I think I understand the sorrow as long as I write this text. I mourn time; I feel like I discarded it as if it meant nothing. Now, I change my story. I honor the time. I honor the material that passed through my hands, which awakened my need for connection, recording, searching, and communication. I also thank that through something so childish and innocent, I recognized the magic and power of sound, and later, of sound recording. It was my first need for capturing, for documenting. With the first medium I had the ability to touch and be touched by. Yes, then, it was part of my nature. It still is. It has permeated every cell of mine.
On the same day, July 21, 2023, the realization and liberation come.

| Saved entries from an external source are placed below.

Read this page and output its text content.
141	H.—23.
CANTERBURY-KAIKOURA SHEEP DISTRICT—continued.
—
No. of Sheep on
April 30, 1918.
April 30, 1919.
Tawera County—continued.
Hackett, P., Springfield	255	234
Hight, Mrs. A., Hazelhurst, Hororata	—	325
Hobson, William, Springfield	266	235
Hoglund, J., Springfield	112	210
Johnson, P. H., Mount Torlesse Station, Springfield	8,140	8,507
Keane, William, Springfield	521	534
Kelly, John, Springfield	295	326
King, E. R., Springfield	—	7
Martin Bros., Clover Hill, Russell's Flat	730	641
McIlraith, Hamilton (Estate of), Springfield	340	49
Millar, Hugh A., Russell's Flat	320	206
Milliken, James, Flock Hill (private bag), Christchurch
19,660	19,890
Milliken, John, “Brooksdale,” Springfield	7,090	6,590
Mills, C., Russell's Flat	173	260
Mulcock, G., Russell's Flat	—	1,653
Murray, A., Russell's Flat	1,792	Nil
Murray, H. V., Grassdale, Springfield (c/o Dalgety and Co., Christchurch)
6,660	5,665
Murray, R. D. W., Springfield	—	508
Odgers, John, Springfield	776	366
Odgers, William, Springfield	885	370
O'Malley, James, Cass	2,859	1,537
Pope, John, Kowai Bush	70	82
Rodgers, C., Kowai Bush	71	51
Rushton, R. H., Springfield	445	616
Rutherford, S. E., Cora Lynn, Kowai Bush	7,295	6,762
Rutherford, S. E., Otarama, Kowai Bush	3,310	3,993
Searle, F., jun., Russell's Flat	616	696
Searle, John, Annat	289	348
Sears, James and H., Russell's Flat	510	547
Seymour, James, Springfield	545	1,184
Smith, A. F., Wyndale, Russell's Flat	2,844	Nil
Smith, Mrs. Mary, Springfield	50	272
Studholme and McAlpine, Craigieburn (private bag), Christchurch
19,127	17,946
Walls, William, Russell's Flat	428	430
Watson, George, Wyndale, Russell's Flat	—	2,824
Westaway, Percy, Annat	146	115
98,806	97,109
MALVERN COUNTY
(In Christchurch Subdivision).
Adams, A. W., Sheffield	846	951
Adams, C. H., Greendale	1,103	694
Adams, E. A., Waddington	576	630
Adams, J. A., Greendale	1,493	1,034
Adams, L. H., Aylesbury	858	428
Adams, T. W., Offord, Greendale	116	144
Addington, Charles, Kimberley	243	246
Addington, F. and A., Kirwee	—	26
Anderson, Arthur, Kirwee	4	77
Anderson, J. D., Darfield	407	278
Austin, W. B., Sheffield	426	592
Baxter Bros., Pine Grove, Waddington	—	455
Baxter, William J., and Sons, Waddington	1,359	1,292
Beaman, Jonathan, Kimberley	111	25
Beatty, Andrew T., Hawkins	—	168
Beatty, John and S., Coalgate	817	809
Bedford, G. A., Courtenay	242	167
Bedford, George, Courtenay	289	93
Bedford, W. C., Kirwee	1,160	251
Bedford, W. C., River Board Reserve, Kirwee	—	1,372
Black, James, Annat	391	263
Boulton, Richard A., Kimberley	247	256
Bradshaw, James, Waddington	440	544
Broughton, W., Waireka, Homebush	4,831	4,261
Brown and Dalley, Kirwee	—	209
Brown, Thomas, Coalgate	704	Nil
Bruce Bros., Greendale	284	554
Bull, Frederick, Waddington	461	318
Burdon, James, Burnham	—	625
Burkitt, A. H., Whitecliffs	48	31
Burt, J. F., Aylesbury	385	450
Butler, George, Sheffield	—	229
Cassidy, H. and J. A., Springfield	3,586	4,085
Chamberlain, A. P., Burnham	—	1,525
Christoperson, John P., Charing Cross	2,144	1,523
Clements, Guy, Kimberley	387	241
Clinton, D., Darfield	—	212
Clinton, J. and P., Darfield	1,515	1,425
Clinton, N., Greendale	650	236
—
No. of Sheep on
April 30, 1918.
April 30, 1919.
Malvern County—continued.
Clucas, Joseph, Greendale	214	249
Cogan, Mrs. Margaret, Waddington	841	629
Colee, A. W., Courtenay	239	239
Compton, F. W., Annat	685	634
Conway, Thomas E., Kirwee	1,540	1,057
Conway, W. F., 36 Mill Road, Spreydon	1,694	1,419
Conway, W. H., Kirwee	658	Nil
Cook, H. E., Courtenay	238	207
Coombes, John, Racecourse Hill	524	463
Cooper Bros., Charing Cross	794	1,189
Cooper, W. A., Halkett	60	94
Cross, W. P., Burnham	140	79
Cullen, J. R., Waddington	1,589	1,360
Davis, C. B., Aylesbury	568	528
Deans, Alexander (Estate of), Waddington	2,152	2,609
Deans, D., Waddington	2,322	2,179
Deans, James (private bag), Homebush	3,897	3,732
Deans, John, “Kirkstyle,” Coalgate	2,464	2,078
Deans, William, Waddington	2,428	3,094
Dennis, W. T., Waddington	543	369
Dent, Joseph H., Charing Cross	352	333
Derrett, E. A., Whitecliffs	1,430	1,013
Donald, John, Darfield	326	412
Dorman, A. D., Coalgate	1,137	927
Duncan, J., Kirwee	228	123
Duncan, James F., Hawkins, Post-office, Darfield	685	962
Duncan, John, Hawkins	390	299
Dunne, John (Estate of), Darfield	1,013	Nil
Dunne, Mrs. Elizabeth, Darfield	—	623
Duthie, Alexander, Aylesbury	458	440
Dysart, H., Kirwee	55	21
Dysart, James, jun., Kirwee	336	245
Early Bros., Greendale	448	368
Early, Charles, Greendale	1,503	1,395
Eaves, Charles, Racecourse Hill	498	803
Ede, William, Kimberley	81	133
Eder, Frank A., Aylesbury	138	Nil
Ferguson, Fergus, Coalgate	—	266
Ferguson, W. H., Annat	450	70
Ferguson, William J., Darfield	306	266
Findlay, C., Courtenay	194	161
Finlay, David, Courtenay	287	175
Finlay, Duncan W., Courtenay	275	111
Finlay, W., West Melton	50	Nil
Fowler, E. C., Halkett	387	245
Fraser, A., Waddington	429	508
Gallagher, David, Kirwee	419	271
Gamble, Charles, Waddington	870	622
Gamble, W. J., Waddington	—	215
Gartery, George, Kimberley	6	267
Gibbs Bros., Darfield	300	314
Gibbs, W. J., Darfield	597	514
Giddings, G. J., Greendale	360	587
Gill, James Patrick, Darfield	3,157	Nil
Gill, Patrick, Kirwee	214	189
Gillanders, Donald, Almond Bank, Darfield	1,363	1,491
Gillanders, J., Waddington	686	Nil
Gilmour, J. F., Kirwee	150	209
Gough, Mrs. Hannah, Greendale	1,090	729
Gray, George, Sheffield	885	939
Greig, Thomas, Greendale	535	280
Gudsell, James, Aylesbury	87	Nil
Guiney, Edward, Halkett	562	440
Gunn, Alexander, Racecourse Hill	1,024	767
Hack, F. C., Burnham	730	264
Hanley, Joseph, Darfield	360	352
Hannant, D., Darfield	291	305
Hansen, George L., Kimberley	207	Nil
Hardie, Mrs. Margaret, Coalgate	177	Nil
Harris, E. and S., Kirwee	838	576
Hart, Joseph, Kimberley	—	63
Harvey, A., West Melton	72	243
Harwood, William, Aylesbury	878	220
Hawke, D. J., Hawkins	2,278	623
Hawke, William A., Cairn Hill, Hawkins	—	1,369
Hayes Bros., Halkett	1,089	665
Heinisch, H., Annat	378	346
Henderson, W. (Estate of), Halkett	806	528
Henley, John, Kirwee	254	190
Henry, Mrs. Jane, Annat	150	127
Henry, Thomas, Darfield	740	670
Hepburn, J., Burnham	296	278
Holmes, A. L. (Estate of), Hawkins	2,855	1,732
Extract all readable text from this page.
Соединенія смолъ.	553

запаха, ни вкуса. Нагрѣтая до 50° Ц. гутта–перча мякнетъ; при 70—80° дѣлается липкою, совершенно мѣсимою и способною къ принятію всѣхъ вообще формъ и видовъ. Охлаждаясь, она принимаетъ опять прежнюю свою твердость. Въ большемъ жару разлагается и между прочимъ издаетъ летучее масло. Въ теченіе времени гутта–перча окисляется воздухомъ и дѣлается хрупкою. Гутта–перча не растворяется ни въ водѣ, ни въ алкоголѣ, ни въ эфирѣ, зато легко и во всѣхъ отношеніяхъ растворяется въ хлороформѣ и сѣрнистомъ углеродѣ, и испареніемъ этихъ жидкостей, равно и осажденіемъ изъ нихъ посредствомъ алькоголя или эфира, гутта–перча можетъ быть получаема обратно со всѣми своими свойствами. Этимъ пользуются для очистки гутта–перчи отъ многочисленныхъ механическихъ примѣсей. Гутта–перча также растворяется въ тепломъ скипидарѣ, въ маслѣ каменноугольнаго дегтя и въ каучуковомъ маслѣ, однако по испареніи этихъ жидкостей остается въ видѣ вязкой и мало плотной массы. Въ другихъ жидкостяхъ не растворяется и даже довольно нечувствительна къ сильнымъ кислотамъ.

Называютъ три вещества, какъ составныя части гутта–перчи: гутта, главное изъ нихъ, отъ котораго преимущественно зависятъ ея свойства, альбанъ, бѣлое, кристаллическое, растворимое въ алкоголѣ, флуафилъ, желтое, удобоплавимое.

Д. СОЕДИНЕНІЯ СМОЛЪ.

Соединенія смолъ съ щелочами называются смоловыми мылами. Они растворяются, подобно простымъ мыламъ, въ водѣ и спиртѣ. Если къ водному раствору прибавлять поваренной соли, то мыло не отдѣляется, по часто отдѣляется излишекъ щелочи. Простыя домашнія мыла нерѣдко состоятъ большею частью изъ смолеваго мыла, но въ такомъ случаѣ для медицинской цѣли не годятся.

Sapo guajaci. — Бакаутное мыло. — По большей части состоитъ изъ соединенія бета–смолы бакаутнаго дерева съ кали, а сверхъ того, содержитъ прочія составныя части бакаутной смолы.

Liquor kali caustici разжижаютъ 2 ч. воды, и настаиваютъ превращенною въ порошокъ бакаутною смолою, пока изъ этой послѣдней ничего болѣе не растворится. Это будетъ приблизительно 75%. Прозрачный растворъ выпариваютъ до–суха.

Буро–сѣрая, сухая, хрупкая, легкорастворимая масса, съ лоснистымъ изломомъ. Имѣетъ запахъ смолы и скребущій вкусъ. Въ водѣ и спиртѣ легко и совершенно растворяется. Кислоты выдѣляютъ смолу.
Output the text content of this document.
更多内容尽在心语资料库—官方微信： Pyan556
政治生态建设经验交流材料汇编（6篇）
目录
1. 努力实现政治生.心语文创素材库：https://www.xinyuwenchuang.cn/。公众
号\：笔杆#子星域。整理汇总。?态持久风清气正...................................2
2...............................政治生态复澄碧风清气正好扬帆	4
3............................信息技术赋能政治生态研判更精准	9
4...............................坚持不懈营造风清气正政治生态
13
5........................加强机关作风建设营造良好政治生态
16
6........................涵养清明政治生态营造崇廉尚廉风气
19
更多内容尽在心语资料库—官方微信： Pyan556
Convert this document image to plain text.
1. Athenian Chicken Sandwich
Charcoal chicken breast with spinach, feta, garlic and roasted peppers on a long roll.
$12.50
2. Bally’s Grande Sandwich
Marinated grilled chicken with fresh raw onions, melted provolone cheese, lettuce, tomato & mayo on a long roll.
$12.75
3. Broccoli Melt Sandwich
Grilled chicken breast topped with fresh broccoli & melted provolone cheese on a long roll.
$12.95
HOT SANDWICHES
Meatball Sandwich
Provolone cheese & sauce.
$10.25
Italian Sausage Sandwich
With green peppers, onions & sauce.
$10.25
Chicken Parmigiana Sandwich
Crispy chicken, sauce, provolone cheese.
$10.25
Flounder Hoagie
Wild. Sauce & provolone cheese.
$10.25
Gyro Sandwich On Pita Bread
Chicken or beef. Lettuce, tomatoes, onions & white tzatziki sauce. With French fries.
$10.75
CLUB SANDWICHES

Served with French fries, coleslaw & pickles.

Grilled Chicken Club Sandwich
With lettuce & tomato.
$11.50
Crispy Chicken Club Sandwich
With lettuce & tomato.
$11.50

At the same time, I allow the opportunity for my father’s disks to find their fate. Whatever happens. If they end up recycled, fine. If someone finds his gem and can use it in some way, that’s fine too.
Thank you. In any case, thank you.
Whatever is written represents the sharing of personal thoughts and observations. Its purpose is to share and potentially provoke thought. It is not a diagnosis, nor a reference to illnesses, syndromes, dysfunctions, or disorders.